La nuit suivante, elle se rendit dans un coin secret connu d'elle seule, où le clapotis de l'eau et le chant des oiseaux lui apportaient la sérénité à chaque fois qu'elle s'y rendait. Munie de ses feuilles de laurier, elle attendit minuit puis frotta ses mains sur la plante et les présenta à la lune qui ce soir-là était énorme et scintillante. À genoux, les mains tendues vers l'astre dans une attitude respectueuse, elle attendit quelques minutes pour voir si quelque chose allait se produire.

Soudain, un mal de crâne terrible l'obligea à fermer les yeux, elle s'évanouit. À son réveil, la nuit était toujours impénétrable. Pourtant, son corps n'était plus celui d'une chouette effraie. La transformation irréversible avait eu lieu. Elle sentit que son dos était douloureux. Elle le tâta, vit une goutte de sang sur sa main. Elle se souvint de sa lutte avec la fouine. C'est alors qu'elle découvrit deux magnifiques ailes scintillantes et soyeuses accrochées derrière sa robe. Elle ressemblait enfin à ses soeurs. Deux larmes de joie coulèrent sur ses joues. Elle se demandait comment elle allait leur expliquer ce qui avait permis ce petit miracle.

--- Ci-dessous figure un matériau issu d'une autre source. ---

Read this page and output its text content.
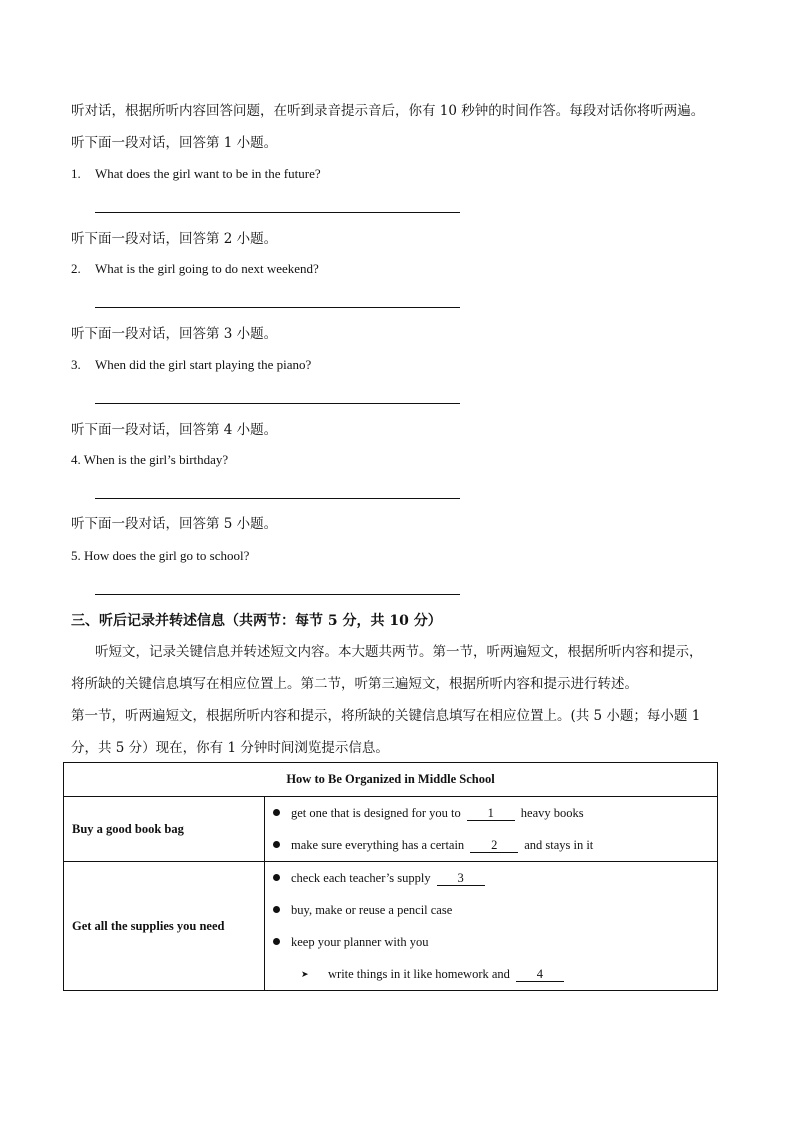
听对话，根据所听内容回答问题，在听到录音提示音后，你有 10 秒钟的时间作答。每段对话你将听两遍。
听下面一段对话，回答第 1 小题。
1. What does the girl want to be in the future?
听下面一段对话，回答第 2 小题。
2. What is the girl going to do next weekend?
听下面一段对话，回答第 3 小题。
3. When did the girl start playing the piano?
听下面一段对话，回答第 4 小题。
4. When is the girl’s birthday?
听下面一段对话，回答第 5 小题。
5. How does the girl go to school?
三、听后记录并转述信息（共两节：每节 5 分，共 10 分）
听短文，记录关键信息并转述短文内容。本大题共两节。第一节，听两遍短文，根据所听内容和提示，
将所缺的关键信息填写在相应位置上。第二节，听第三遍短文，根据所听内容和提示进行转述。
第一节，听两遍短文，根据所听内容和提示，将所缺的关键信息填写在相应位置上。(共 5 小题；每小题 1
分，共 5 分）现在，你有 1 分钟时间浏览提示信息。
How to Be Organized in Middle School	
Buy a good book bag	get one that is designed for you to 1 heavy books
make sure everything has a certain 2 and stays in it

Get all the supplies you need	check each teacher’s supply 3
buy, make or reuse a pencil case
keep your planner with you
➤ write things in it like homework and 4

Comme elle lisait beaucoup, il lui suffirait de leur dire qu'elle avait trouvé une formule magique dans un livre et qu'elle avait voulu essayer en cachette. Ses soeurs et ses parents seraient tellement heureux qu'ils ne demanderaient pas plus d'explications, elle en était sûre.

Épuisée par toutes ces émotions, elle se dirigea courageusement vers le domaine où vivaient les elfes, et malgré la fatigue accumulée cette nuit-là, prit le temps de se soigner avec des onguents et des cataplasmes de feuilles d'arnica.

Elle ne voulait pas éveiller les soupçons de ses parents ou de ses soeurs. Elle avait résolu seule ou presque le problème qui menaçait sa famille, et elle en était plutôt fière. Plus jamais, les elfes n'auraient à rendre de comptes, la personne maléfique qui les harcelait avait disparu à jamais, pour le bien-être de tous. Elle reprit ses occupations habituelles d'un air insouciant, sans jamais faire paraître ce qui, ces derniers-jous, l'avait tant affectée. Elle serait pour toujours celle qui défendrait sa famille contre leurs ennemis, si jamais il y en avait encore.